James, the former wilderness therapy guide, believes such programs may well be the best options for teenagers who need to get out of their environment, especially if their lives are potentially at risk. But she saw the teens for such a short period of time it was impossible to know what effect it had on them. “I wish that I knew that it helped because the students do go through a lot when they’re there,” she said.
For their part, the Gibbonses feel they made the right choice; Katherine, both parents and daughter argue, needed the time and space for intensive therapy. At the wilderness program, her family says a psychological evaluation showed she had been misdiagnosed as bipolar; she actually had anxiety. She got off her previous medication and focused on learning to manage her anxiety. The family agrees she has improved a lot.
For Mike and Erin, it’s like they got their daughter back. “We’re so proud of her. She’s done such an amazing job, really working hard,” Erin said, beaming at her daughter across the couch.
Katherine came home in mid-August, just in time for her final year of high school. The therapeutic boarding school wanted her to stay through the first week of October, but Katherine was determined to attend her whole senior year. Her parents agreed to bring her back early — they wanted her home, too.
Reflecting on the past year, Katherine has mixed feelings. “I think treatment did help me, ’cause I don’t know where I would be if I hadn’t received it. But during the time I didn’t like it. Of course I didn’t, no one does, unless you have a very bad family life, but I just wanted to go home every single day.”

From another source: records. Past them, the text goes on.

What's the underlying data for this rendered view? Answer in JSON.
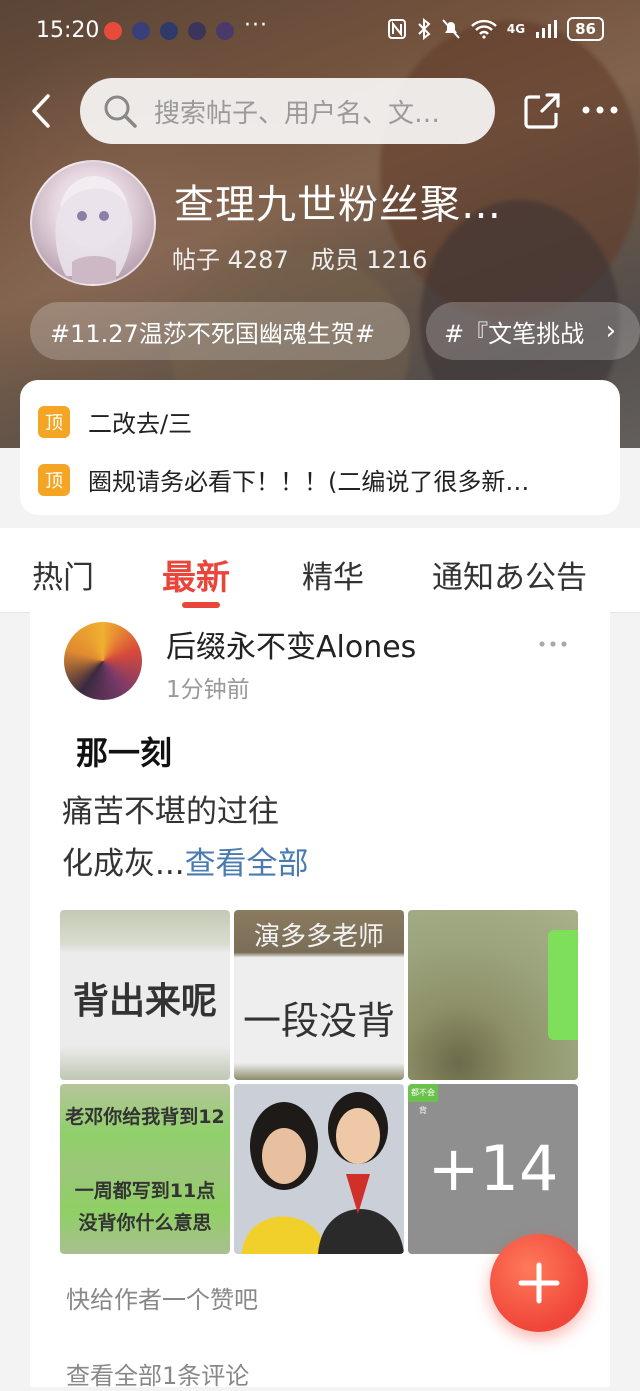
{
  "status_bar": {
    "time": "15:20",
    "more_dots": "···",
    "network": "4G",
    "battery": "86"
  },
  "search": {
    "placeholder": "搜索帖子、用户名、文…"
  },
  "forum": {
    "title": "查理九世粉丝聚…",
    "posts_label": "帖子",
    "posts_count": "4287",
    "members_label": "成员",
    "members_count": "1216"
  },
  "topic_tags": [
    {
      "label": "#11.27温莎不死国幽魂生贺#"
    },
    {
      "label": "#『文笔挑战"
    }
  ],
  "pinned": {
    "badge": "顶",
    "items": [
      {
        "text": "二改去/三"
      },
      {
        "text": "圈规请务必看下！！！(二编说了很多新…"
      }
    ]
  },
  "tabs": [
    {
      "label": "热门",
      "active": false
    },
    {
      "label": "最新",
      "active": true
    },
    {
      "label": "精华",
      "active": false
    },
    {
      "label": "通知あ公告",
      "active": false
    }
  ],
  "post": {
    "author": "后缀永不变Alones",
    "time": "1分钟前",
    "title": "那一刻",
    "body_line1": "痛苦不堪的过往",
    "body_line2": "化成灰...",
    "see_all": "查看全部",
    "images": [
      {
        "caption": "背出来呢"
      },
      {
        "caption_top": "演多多老师",
        "caption": "一段没背"
      },
      {
        "caption": ""
      },
      {
        "caption_top": "老邓你给我背到12",
        "caption": "一周都写到11点",
        "caption_bottom": "没背你什么意思"
      },
      {
        "caption": ""
      },
      {
        "more": "+14",
        "mini": "都不会背"
      }
    ],
    "like_hint": "快给作者一个赞吧",
    "comments_link": "查看全部1条评论"
  },
  "colors": {
    "accent": "#e9453a",
    "pin_badge": "#f5a524",
    "link": "#4a7bb0"
  }
}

When she did, she said she was nervous after being away for so long, but back in her house with her family and her pets, most of the anxiety has disappeared. Her parents let her choose where she wanted to finish high school, and she spent the last week before classes working on her college applications. She’d already started her admissions essay at therapeutic boarding school.
Her top choice is the family alma mater: Notre Dame. It’s where her parents met.
“I really resented my parents for sending me away,” she said over the phone weeks later as she prepared to go to yoga with her mom. “I thought they just didn’t want to deal with me, but it turned out they didn’t know how, because I was in such a bad place, and all they wanted to do was help me.”
Adiel Kaplan, a New York City-based reporter, began reporting this story as a fellow with the Toni Stabile Center for Investigative Journalism at Columbia University. She has previously covered the environment and local government for InvestigateWest and the Miami Herald.